The Angry Therapist suggests not to make resolutions ever. However, the good thing about therapists is that you can totally ignore whatever they say if you want to! Don’t get me wrong, I still love the guy. He writes amazing stuff. Follow him if you don’t already.
So, here’s a new list of resolutions for 2012!
- Read more. The one thing I need to exercise more is my imagination.
- Write more. I’m not good at it, but I enjoy it. This allows applies to songwriting.
- Photobomb as many pictures as possible. I don’t need to explain why this is a good resolution (stole it from my cousin).
- Have one home-cooked meal at least once a week. Saves money AND girls will think I’m attractive for knowing how to cook! DOUBLE WIN!
- Step on more crunchy leaves. I didn’t step on enough this year, and I am ashamed.
- Travel more. Vegas does not count, people. I’m talkin’ Singapore, Spain, Malaysia, Brazil, etc. Places with culture.
- Have at least 2 tailored suits by the end of the year (or when the World ends; whichever comes first).

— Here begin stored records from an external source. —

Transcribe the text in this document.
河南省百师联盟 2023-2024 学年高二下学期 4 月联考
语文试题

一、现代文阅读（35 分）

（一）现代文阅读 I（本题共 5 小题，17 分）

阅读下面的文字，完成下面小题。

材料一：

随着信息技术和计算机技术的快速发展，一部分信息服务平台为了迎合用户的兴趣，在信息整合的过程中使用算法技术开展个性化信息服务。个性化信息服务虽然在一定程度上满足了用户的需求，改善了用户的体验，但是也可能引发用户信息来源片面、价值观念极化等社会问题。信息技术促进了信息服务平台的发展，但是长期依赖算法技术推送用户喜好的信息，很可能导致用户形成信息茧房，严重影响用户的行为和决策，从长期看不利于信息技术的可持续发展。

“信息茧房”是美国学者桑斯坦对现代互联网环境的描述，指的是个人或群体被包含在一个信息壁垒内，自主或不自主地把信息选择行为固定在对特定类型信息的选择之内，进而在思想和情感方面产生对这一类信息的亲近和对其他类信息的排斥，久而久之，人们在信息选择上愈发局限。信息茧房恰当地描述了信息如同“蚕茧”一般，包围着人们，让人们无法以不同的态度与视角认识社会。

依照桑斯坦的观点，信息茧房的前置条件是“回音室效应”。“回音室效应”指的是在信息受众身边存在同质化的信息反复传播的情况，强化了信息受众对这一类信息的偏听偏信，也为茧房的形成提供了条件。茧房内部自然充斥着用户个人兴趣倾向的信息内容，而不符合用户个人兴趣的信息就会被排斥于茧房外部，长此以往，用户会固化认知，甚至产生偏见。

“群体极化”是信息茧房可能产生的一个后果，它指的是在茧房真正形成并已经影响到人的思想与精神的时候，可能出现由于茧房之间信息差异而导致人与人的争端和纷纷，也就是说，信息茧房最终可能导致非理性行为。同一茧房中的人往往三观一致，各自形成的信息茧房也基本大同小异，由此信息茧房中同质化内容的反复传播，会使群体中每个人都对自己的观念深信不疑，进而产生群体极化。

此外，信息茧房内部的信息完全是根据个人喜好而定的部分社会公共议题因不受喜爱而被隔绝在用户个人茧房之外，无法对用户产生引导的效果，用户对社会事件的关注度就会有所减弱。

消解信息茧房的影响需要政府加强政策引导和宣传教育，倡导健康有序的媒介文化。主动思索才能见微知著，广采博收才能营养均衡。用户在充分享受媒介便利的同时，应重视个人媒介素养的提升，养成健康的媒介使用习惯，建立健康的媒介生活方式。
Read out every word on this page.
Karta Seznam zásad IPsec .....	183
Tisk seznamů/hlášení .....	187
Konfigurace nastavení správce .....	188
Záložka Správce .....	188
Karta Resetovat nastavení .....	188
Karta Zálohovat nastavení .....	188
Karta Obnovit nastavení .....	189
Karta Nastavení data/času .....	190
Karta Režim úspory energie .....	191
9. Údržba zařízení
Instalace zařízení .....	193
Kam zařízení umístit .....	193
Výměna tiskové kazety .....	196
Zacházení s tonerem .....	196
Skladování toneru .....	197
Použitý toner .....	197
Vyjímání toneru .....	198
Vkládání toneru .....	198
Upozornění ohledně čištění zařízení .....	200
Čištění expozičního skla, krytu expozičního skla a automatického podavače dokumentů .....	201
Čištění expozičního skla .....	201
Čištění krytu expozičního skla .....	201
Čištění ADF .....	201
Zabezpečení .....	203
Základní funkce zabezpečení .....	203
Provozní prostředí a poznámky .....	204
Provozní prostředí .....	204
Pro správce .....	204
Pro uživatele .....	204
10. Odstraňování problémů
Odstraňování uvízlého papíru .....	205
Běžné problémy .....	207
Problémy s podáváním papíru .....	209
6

- Find more friends who actually want to travel. An experienced traveler is always a good friend.
- Attempt to like basketball. Watching, not playing. Allen Mark, I rely on you for this one, buddy.
- Pet a dog driving a car. Which will be hard if both of us are driving at the same time.
- Perform at a cafe. But I won’t tell anyone when and where. Then they won’t be able to say, “Remember that time Dan played Baby Got Back acoustically and he started crying because he couldn’t remember the words?”
- Use this bullet point format on tumblr more often. It’s so organized and cool!
Well, I already know I’ll fail to keep 12 of these resolutions, but it’s worth a shot. Right?